Wednesday, January 27th, 6 P.M.

Percival Landing, 4th and Water, Olympia

For more info on what you can do,  call Peter Bohmer, 867-6431;  email, bohmerp@evergreen.edu,

This Wednesday, January 27th, 2010 there are two major protests in Honduras against the illegitimate inauguration as President of Porfirio Lobo and smaller protests throughout Latin America and the United States. In Olympia, we are rallying with our sisters and brothers in the Americas in support of the people of Honduras and Haiti.

Last June 28th, a military coup overthrew the democratically elected President of Honduras, Manuel Zelaya. No country in the world has recognized the government of the Honduran elites.  Working with the growing social movements in Honduras, Zelaya had raised the minimum wage, made education free, had joined the Bolivarian Alternative for the Americas (ALBA) and had called for a referendum on whether a new constitution should be written by the people beginning in 2010. For this, he was overthrown. The leaders of the military coup organized an election on November 29th, 2009 that the large majority of the population did not take part in and the major unions, student groups, community organizations and women’s groups boycotted. The protests in Honduras and ours in Olympia are calling for the non-recognition of  the government that will try to take power, today,  Jan. 27th; and for the restoration of Zelaya as President of Honduras in order to organize fair elections and  a referendum on whether there should be a popular assembly to propose  a new constitution.  Although victims of assassinations and major repression, the National Resistance Front of Honduras, which is organized throughout Honduras and consists of 40 organizations that are leading the protests there today, and  have organized protests of millions of Hondurans. We call for the end of repression against them.
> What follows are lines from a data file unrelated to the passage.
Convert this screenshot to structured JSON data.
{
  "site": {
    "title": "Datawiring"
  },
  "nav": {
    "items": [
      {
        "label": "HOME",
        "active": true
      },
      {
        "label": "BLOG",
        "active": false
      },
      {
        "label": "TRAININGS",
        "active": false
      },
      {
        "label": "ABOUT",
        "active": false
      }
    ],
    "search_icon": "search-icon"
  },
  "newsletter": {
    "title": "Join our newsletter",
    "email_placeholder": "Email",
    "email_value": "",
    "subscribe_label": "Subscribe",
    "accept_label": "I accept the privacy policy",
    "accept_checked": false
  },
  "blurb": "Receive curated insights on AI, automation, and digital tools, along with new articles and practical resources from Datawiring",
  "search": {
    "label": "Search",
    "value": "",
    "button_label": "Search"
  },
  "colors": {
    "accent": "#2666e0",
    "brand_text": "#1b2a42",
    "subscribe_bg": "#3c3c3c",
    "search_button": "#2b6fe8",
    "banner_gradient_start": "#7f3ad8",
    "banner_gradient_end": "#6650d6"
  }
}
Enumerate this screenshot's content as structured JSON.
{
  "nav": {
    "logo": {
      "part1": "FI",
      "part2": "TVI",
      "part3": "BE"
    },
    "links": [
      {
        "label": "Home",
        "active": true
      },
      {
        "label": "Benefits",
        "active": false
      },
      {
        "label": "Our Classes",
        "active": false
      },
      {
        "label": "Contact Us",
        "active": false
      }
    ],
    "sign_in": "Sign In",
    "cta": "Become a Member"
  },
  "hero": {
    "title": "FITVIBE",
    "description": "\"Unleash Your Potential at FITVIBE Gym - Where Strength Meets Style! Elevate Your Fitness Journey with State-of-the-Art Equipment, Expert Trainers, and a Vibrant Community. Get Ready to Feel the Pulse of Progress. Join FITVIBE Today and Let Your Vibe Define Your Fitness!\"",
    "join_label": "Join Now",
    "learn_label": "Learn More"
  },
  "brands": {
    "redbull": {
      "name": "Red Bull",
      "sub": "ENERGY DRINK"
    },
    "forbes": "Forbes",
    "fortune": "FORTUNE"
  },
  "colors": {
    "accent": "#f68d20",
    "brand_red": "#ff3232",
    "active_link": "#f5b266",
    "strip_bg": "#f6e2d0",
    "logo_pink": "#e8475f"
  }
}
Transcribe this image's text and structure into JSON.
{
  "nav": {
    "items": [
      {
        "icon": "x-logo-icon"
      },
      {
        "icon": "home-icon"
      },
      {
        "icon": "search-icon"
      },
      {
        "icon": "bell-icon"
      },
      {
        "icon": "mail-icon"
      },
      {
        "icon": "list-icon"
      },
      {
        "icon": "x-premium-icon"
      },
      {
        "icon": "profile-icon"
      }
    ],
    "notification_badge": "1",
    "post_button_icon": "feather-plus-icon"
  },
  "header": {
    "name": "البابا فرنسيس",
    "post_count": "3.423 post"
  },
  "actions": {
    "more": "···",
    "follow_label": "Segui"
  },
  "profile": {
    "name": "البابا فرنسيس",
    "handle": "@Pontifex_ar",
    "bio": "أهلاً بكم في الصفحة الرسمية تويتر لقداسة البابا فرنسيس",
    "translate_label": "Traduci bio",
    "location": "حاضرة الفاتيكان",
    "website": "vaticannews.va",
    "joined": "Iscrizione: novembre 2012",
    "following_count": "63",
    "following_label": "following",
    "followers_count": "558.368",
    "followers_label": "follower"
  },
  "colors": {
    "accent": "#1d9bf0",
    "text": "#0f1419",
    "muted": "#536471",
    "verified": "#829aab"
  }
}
A 7.0 magnitude earthquake has recently struck Haiti and put this country already in crisis into further turmoil. The people of Haiti have long been disadvantaged by extreme inequality, lack of available public services, exploitative neoliberal policies, and the U.S. sponsored coup government. The U.S. has sent 12,000 troops in response to the earthquake. We want to ensure these troops are there to support the people of Haiti and not there for permanent military occupation. We call for support of the Haitian people, by giving generously to groups such as Partners in Health, http://www.standwithhaiti.org/haiti, who are effectively delivering health care in an efficient and respectful manner.

Come join us this Wed. January 27th at  6 P.M. at Percival Landing, downtown Olympia!
We stand in solidarity with the people of Honduras and Haiti and their popular movements such as the National Resistance Front of Honduras.
We call for the U.S. to not recognize the illegal and illegitimate inauguration in Honduras of Porfirio Lobo and to not support it.

We call for the U.S. to close its large military base in Honduras, Palmerola.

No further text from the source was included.